Böyle bir ülkede yaşayıp cennete gidebilmek

Mehmet GÖKTAŞ

Böyle bir ülkede, böyle bir rejimde ve böyle bir toplumda yaşayarak cennete gidebilmenin yolu nedir? Bu mesele benim kafamı çok meşgul edegelmiştir. Bir Müslüman olarak bunun yolunu bulmak bize düşen en önemli görev olsa gerek.

Anamızı babamızı biz seçmediğimiz gibi nerede dünyaya gelmek istediğimizi, memleketimizin neresi olmasını da bize hiç sormadılar. Hele nasıl bir zaman diliminde yaşamak istediğimizi bize hiç danışan olmadı.

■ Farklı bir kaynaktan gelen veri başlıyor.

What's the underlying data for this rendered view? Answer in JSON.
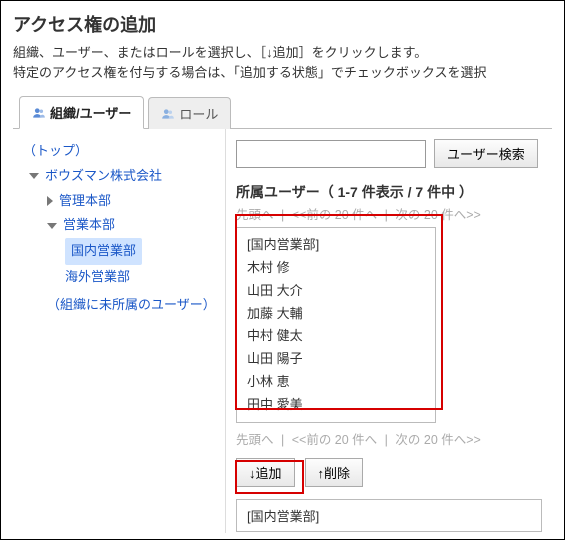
{
  "header": {
    "title": "アクセス権の追加",
    "desc_line1": "組織、ユーザー、またはロールを選択し、［↓追加］をクリックします。",
    "desc_line2": "特定のアクセス権を付与する場合は、「追加する状態」でチェックボックスを選択"
  },
  "tabs": {
    "org_user": "組織/ユーザー",
    "role": "ロール"
  },
  "tree": {
    "top": "（トップ）",
    "company": "ボウズマン株式会社",
    "admin_hq": "管理本部",
    "sales_hq": "営業本部",
    "domestic_sales": "国内営業部",
    "overseas_sales": "海外営業部",
    "unassigned": "（組織に未所属のユーザー）"
  },
  "search": {
    "placeholder": "",
    "button": "ユーザー検索"
  },
  "userlist": {
    "title": "所属ユーザー（ 1-7 件表示 / 7 件中 ）",
    "pager_top_first": "先頭へ",
    "pager_top_prev": "<<前の 20 件へ",
    "pager_top_next": "次の 20 件へ>>",
    "items": [
      "[国内営業部]",
      "木村 修",
      "山田 大介",
      "加藤 大輔",
      "中村 健太",
      "山田 陽子",
      "小林 恵",
      "田中 愛美"
    ],
    "pager_bottom_first": "先頭へ",
    "pager_bottom_prev": "<<前の 20 件へ",
    "pager_bottom_next": "次の 20 件へ>>"
  },
  "actions": {
    "add": "↓追加",
    "remove": "↑削除"
  },
  "result": {
    "selected": "[国内営業部]"
  }
}
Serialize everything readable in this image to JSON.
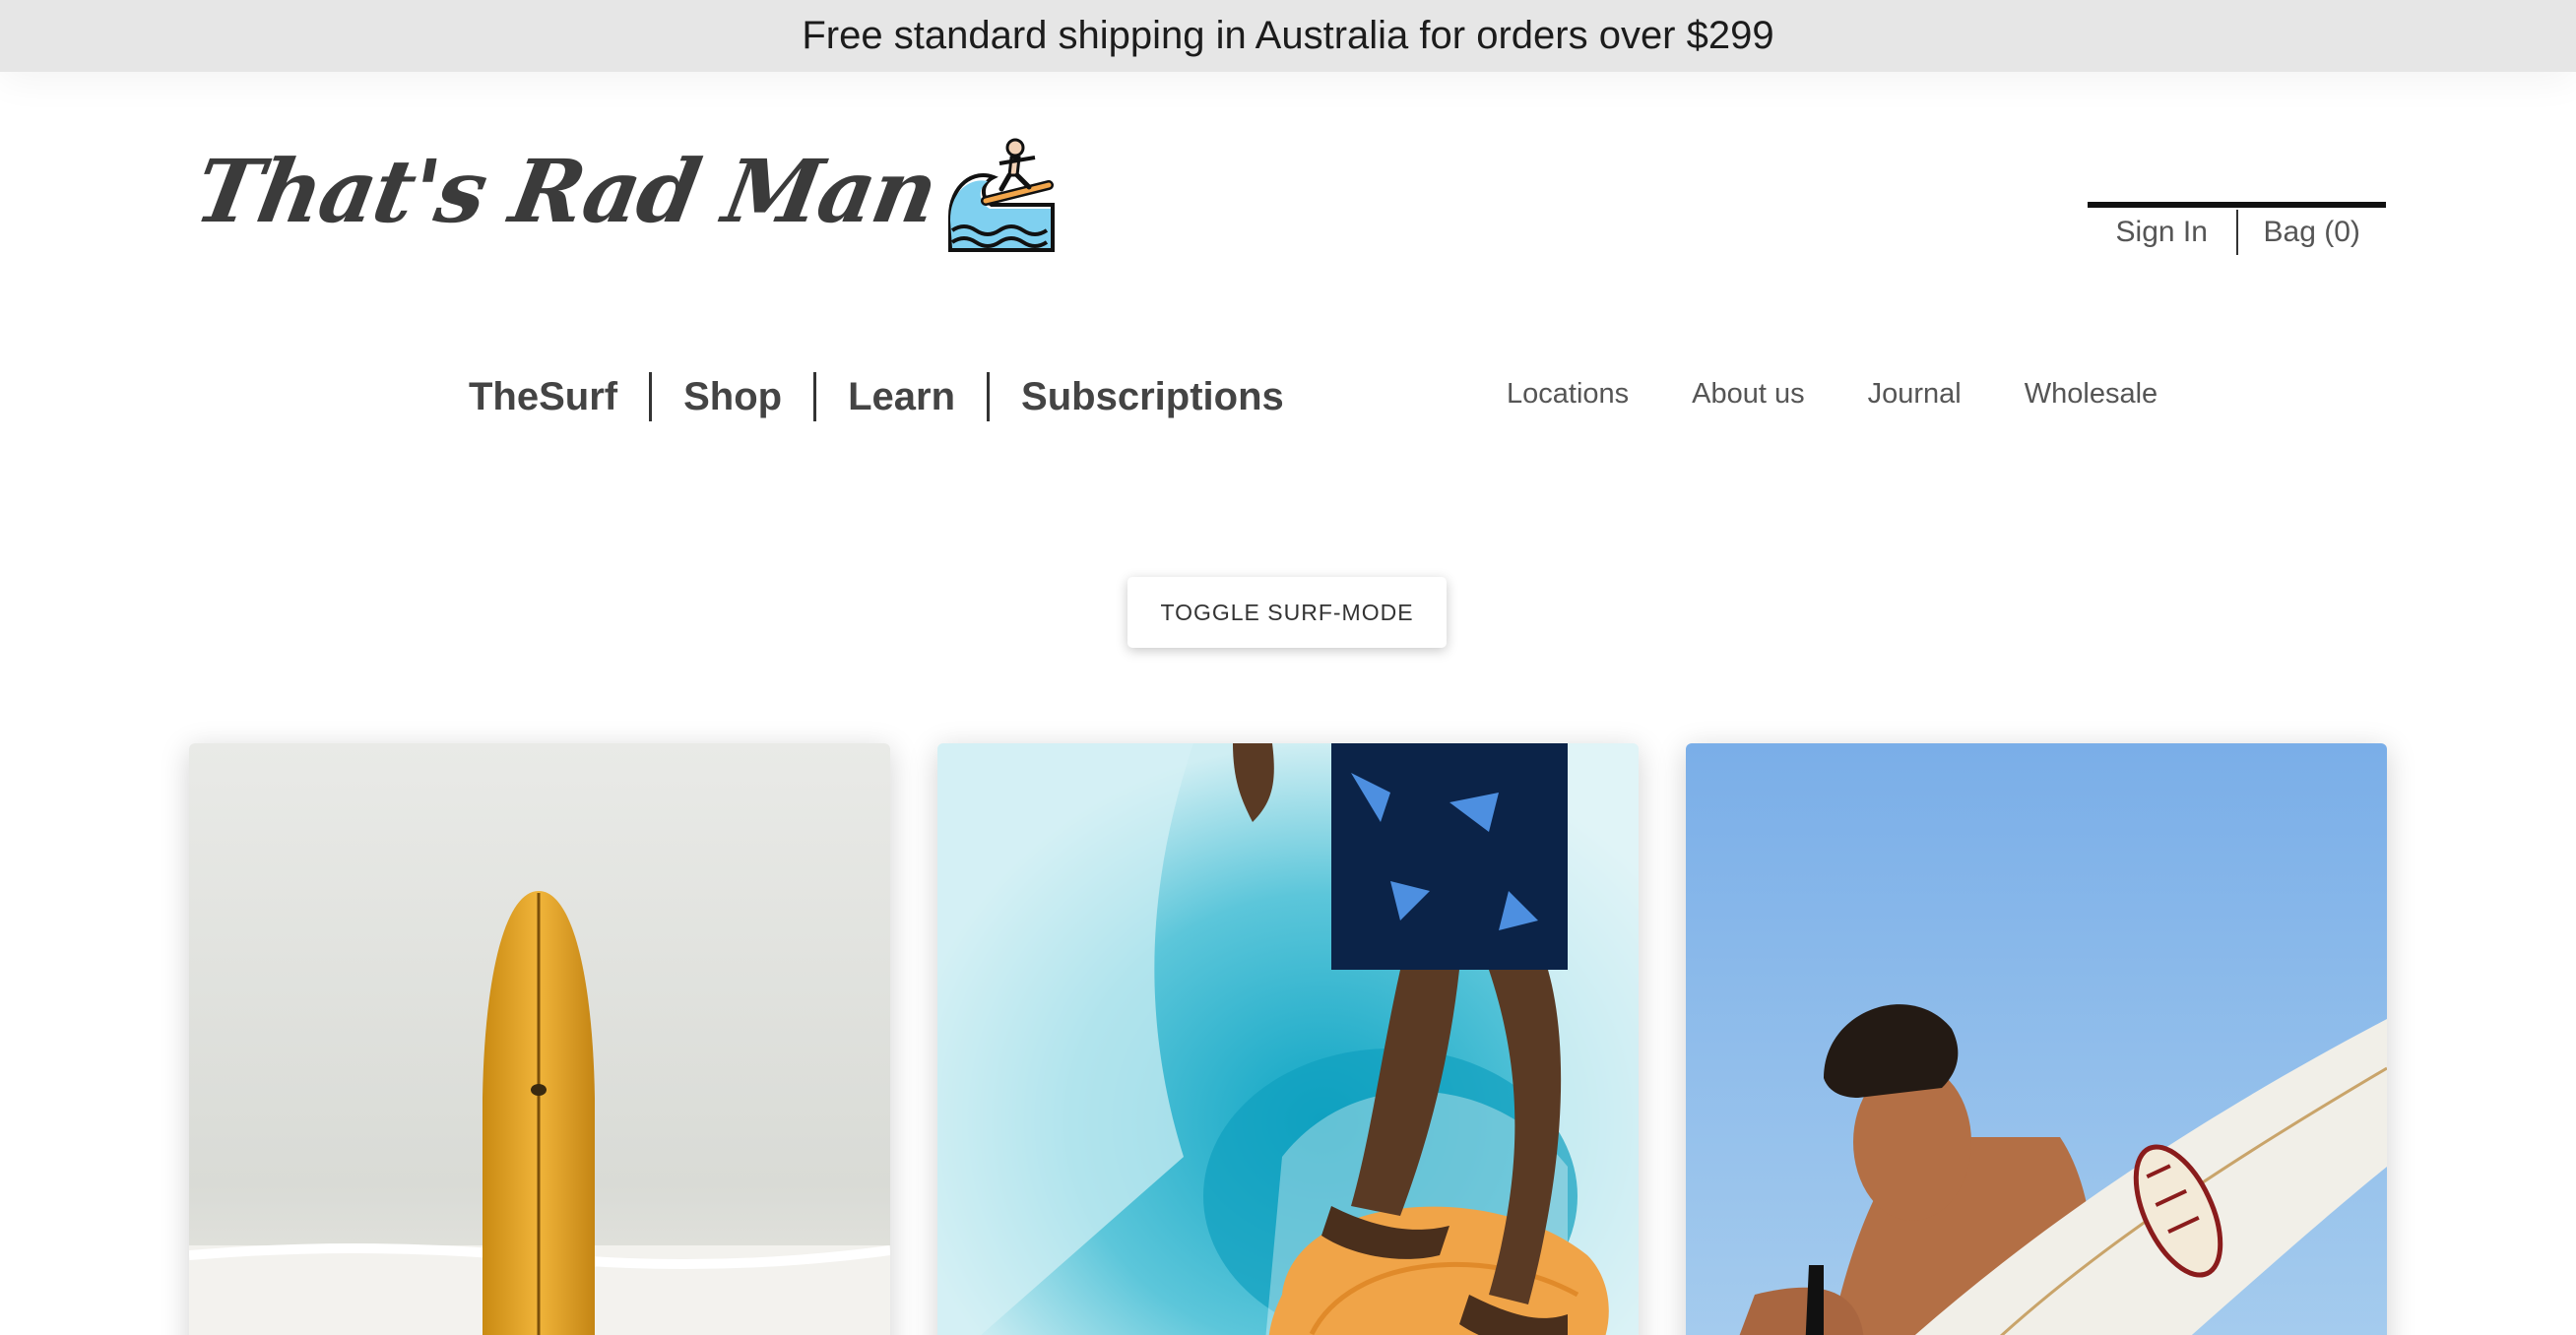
{
  "promo": {
    "text": "Free standard shipping in Australia for orders over $299"
  },
  "logo": {
    "text": "That's Rad Man",
    "icon": "surfer-on-wave-icon"
  },
  "account": {
    "sign_in": "Sign In",
    "bag": "Bag (0)"
  },
  "main_nav": {
    "items": [
      {
        "label": "TheSurf"
      },
      {
        "label": "Shop"
      },
      {
        "label": "Learn"
      },
      {
        "label": "Subscriptions"
      }
    ]
  },
  "secondary_nav": {
    "items": [
      {
        "label": "Locations"
      },
      {
        "label": "About us"
      },
      {
        "label": "Journal"
      },
      {
        "label": "Wholesale"
      }
    ]
  },
  "toggle": {
    "label": "TOGGLE SURF-MODE"
  },
  "cards": [
    {
      "image": "yellow-surfboard-on-beach"
    },
    {
      "image": "surfer-feet-on-board-in-wave"
    },
    {
      "image": "surfer-carrying-surfboard-sky"
    }
  ],
  "colors": {
    "promo_bg": "#e6e6e6",
    "text": "#444444",
    "sky": "#8fb6e3",
    "water": "#19a7c4"
  }
}
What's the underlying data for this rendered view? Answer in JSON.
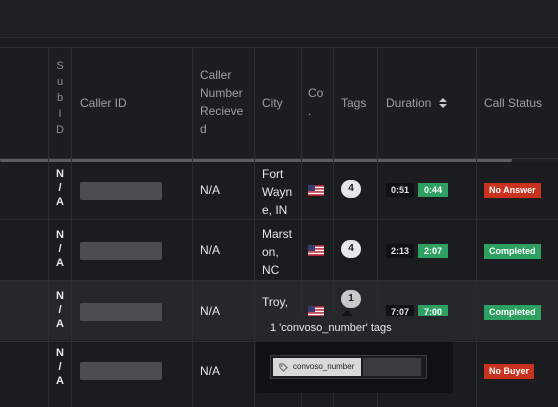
{
  "columns": {
    "sub_id": [
      "S",
      "u",
      "b",
      "I",
      "D"
    ],
    "caller_id": "Caller ID",
    "caller_number_received": [
      "Caller",
      "Number",
      "Recieve",
      "d"
    ],
    "city": "City",
    "country": [
      "Co",
      "."
    ],
    "tags": "Tags",
    "duration": "Duration",
    "call_status": "Call Status"
  },
  "rows": [
    {
      "sub_id": [
        "N",
        "/",
        "A"
      ],
      "caller_number_received": "N/A",
      "city": [
        "Fort",
        "Wayn",
        "e, IN"
      ],
      "tags_count": "4",
      "duration_total": "0:51",
      "duration_billed": "0:44",
      "call_status": "No Answer",
      "status_color": "#c8321f"
    },
    {
      "sub_id": [
        "N",
        "/",
        "A"
      ],
      "caller_number_received": "N/A",
      "city": [
        "Marst",
        "on,",
        "NC"
      ],
      "tags_count": "4",
      "duration_total": "2:13",
      "duration_billed": "2:07",
      "call_status": "Completed",
      "status_color": "#2ea061"
    },
    {
      "sub_id": [
        "N",
        "/",
        "A"
      ],
      "caller_number_received": "N/A",
      "city": [
        "Troy,"
      ],
      "tags_count": "1",
      "duration_total": "7:07",
      "duration_billed": "7:00",
      "call_status": "Completed",
      "status_color": "#2ea061"
    },
    {
      "sub_id": [
        "N",
        "/",
        "A"
      ],
      "caller_number_received": "N/A",
      "city": [],
      "tags_count": "",
      "duration_total": "",
      "duration_billed": "",
      "call_status": "No Buyer",
      "status_color": "#c8321f"
    }
  ],
  "tooltip": {
    "title": "1 'convoso_number' tags",
    "chip_label": "convoso_number",
    "chip_icon": "tag-icon"
  },
  "icons": {
    "sort": "sort-icon",
    "flag": "us-flag-icon"
  },
  "colors": {
    "red": "#c8321f",
    "green": "#2ea061"
  }
}
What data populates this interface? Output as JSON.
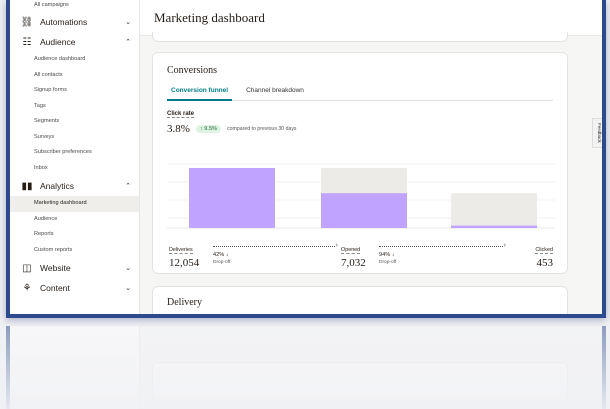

İnsan bazen “keşke falan çağda, filan memlekette yaşasaydım” diye özlemini dile getirdiği olur ya. Müslümanlar olarak çoğumuzun saadet asrında, Allah’ın Rasûlü (s.a.v) ile birlikte yaşamış olma arzularına şahit olmuşuzdur.

Ama hiç öyle olmadı. Ya nasıl oldu? Kendi adıma söyleyeyim; mekan olarak Mekke ve Medine’yi , zaman olarak da saadet asrını merkeze alarak konuşacak olursak, o merkezin yaklaşık üç bin kilometre kuzeyinde ve bin dört yüz yıl sonra, meydanları heykellerle dolu, kıyıları plajlarla çevrili, kent merkezleri bankalarla ve meyhanelerle dolu, camilerin olduğu, ezanların okunduğu bir ülkede gözümüzü dünyaya açmış bulunuyoruz. İsterseniz bunu bir “konum bildirimi” olarak da kabul edebilirsiniz.

İşin buraya kadar olan kısmında bizim hiçbir dahlimiz, tercih hakkımız olmadığına göre bize düşen, böyle bir ülkeden böyle bir zaman diliminden de cennete giden bir yol olduğunu bulmak ve o yola girmektir.

Hatta bütün bunların cennete girme, cehennemden kurtulma yarışında hiçbir avantaj veya dezavantaj olmadığını öncelikle bilmemiz gerekir.

Meseleyi daha da güncelleştirerek söyleyelim; bizim cennete girme, cehennemden kaçınma uğraşımızda ne savaşların ne salgınların ne enflasyonun ve ne de bir takım krizlerin diğer zamanlara ve mekanlara göre avantaj ve dezavantajı yoktur.

Ama bizim unutmamamız gereken bir yükümlülüğümüz vardır; yasadığımız zamanı ve zemini Müslümanlaştırmaktır.

Bunları dile getirmemin bir başka sebebi de boyumuzu aşan, gücümüzün yetmeyeceği, bizim değiştiremeyeceğimiz konular üzerine yoğunlaşıp gücümüzün yetebileceği şeyleri ihmal etmek veya geri planlara atma tehlikesidir.